Background information
- Born: October 1, 1947 New York City, New York, U.S.
- Died: March 12, 2020 (aged 72) Philadelphia, Pennsylvania
- Genres: Avant-garde jazz, free jazz, experimental
- Occupation: Musician
- Instruments: Baritone saxophone, bassoon

= Danny Ray Thompson =

American jazz musician (1947–2020)

Danny Ray Thompson (October 1, 1947 – March 12, 2020) was an American jazz musician. He played baritone saxophone with the Sun Ra Arkestra and managed the band for a period of time.

==Early life==
Thompson was born in New York City, to Elgie and Oscar Leonard Thompson.
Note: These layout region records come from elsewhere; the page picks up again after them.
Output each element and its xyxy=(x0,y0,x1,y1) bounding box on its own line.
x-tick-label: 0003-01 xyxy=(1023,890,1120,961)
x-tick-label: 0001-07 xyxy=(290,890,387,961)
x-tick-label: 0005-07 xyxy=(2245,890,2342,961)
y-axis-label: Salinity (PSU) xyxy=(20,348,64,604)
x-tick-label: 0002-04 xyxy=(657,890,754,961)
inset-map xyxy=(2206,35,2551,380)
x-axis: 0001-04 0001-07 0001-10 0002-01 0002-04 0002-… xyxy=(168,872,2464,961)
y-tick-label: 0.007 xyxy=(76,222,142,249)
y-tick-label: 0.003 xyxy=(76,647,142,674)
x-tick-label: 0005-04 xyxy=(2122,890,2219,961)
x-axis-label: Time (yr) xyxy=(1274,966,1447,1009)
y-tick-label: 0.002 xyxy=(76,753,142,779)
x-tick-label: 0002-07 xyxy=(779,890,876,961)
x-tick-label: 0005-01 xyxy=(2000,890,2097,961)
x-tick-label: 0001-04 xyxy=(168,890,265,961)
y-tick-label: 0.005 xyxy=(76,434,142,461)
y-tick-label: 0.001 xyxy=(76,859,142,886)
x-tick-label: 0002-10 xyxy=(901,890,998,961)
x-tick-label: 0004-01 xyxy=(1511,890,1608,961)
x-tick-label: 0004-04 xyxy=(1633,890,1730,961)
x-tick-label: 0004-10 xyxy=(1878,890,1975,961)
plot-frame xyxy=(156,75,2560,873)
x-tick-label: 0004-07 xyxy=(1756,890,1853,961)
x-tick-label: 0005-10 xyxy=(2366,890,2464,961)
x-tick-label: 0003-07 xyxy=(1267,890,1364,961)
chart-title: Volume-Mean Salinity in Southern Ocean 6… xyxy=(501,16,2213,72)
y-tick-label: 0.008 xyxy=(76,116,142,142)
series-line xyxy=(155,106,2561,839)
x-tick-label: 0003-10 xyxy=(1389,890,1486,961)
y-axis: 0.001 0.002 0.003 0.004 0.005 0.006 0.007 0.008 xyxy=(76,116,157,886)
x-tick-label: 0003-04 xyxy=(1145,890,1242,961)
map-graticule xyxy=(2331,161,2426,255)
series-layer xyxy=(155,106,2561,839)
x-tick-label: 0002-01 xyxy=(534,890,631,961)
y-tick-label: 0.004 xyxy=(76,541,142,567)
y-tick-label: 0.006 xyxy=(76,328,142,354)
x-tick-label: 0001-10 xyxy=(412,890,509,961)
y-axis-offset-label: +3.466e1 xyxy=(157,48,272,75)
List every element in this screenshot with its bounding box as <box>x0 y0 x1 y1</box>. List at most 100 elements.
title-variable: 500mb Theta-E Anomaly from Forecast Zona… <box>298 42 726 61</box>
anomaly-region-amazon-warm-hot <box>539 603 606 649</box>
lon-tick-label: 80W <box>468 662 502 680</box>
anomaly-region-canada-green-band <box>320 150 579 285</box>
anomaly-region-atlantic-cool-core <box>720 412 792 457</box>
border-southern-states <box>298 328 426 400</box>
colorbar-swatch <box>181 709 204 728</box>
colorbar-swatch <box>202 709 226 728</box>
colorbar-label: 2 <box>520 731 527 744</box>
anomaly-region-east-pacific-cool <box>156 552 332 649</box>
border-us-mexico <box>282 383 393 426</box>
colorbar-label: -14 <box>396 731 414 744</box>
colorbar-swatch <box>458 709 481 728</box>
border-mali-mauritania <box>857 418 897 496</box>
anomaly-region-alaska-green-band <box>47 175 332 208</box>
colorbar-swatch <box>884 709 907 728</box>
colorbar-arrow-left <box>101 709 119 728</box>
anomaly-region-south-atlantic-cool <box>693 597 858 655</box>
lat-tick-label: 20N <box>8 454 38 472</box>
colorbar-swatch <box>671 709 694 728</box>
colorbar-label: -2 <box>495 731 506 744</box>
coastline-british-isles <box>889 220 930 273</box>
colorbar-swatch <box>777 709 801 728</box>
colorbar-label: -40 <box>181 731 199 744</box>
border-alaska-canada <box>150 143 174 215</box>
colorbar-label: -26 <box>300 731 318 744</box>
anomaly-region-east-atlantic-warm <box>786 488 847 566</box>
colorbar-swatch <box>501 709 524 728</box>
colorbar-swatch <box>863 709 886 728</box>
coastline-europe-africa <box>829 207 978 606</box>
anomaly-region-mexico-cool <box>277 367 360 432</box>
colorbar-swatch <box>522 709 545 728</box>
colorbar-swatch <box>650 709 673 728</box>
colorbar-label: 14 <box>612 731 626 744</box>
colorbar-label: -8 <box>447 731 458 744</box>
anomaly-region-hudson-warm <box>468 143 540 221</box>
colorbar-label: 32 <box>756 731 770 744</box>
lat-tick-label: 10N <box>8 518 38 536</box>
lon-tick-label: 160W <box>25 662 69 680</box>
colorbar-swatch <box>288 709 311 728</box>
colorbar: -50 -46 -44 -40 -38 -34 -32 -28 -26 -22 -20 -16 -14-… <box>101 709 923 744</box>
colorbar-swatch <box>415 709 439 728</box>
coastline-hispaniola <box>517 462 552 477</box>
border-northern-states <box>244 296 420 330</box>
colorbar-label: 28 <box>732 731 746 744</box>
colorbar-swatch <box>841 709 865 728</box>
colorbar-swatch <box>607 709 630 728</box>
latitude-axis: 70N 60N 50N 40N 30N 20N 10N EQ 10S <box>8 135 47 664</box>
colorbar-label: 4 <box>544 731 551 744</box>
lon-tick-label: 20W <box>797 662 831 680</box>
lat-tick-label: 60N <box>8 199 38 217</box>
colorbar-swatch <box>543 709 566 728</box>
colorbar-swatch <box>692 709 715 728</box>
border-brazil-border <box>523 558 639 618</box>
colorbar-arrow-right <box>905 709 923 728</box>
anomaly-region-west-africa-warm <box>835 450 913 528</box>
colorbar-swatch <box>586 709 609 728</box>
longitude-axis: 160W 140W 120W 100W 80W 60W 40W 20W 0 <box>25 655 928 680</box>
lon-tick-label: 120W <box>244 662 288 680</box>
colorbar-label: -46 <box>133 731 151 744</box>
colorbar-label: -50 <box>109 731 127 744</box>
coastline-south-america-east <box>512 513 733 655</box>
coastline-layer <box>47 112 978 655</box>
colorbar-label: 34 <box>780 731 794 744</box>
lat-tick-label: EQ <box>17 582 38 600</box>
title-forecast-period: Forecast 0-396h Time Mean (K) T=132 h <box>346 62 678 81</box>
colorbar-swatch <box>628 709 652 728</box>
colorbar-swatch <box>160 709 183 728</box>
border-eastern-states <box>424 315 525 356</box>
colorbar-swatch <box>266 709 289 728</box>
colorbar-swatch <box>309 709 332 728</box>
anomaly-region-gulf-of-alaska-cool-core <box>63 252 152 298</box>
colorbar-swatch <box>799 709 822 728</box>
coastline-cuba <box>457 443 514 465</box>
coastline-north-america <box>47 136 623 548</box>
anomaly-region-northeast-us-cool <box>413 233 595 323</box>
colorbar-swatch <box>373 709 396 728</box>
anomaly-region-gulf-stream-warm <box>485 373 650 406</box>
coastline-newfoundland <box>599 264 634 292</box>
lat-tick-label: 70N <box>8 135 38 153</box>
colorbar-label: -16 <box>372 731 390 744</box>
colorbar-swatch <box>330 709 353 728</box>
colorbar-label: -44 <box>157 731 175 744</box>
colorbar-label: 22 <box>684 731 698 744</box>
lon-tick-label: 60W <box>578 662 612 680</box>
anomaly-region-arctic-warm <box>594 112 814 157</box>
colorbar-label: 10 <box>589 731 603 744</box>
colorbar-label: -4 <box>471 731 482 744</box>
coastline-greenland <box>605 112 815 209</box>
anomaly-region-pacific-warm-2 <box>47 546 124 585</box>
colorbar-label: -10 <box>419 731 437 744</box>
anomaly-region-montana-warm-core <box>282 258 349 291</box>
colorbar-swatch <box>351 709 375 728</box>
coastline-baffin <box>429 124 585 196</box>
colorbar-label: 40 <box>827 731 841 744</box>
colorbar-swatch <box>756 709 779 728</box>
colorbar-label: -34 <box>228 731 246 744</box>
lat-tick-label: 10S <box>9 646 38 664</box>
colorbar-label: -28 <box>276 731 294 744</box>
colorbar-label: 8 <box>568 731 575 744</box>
Soon his family moved to Los Angeles, California, but after high school, Thompson returned to New York City and attended night classes at Juilliard School.

==Career==
Thompson's first concert was with Babatunde Olatunji and after meeting Marshall Allen, Thompson was introduced to Sun Ra. The first Arkestra album Thompson appeared on was 1967's Atlantis. He made his first live appearance with the Arkestra in April 1968 at Carnegie Hall.

Thompson, along with fellow Arkestra members Marshall Allen and Charles Davis, was present for a 100th birthday celebration for Sun Ra at the Berklee College of Music in 2014.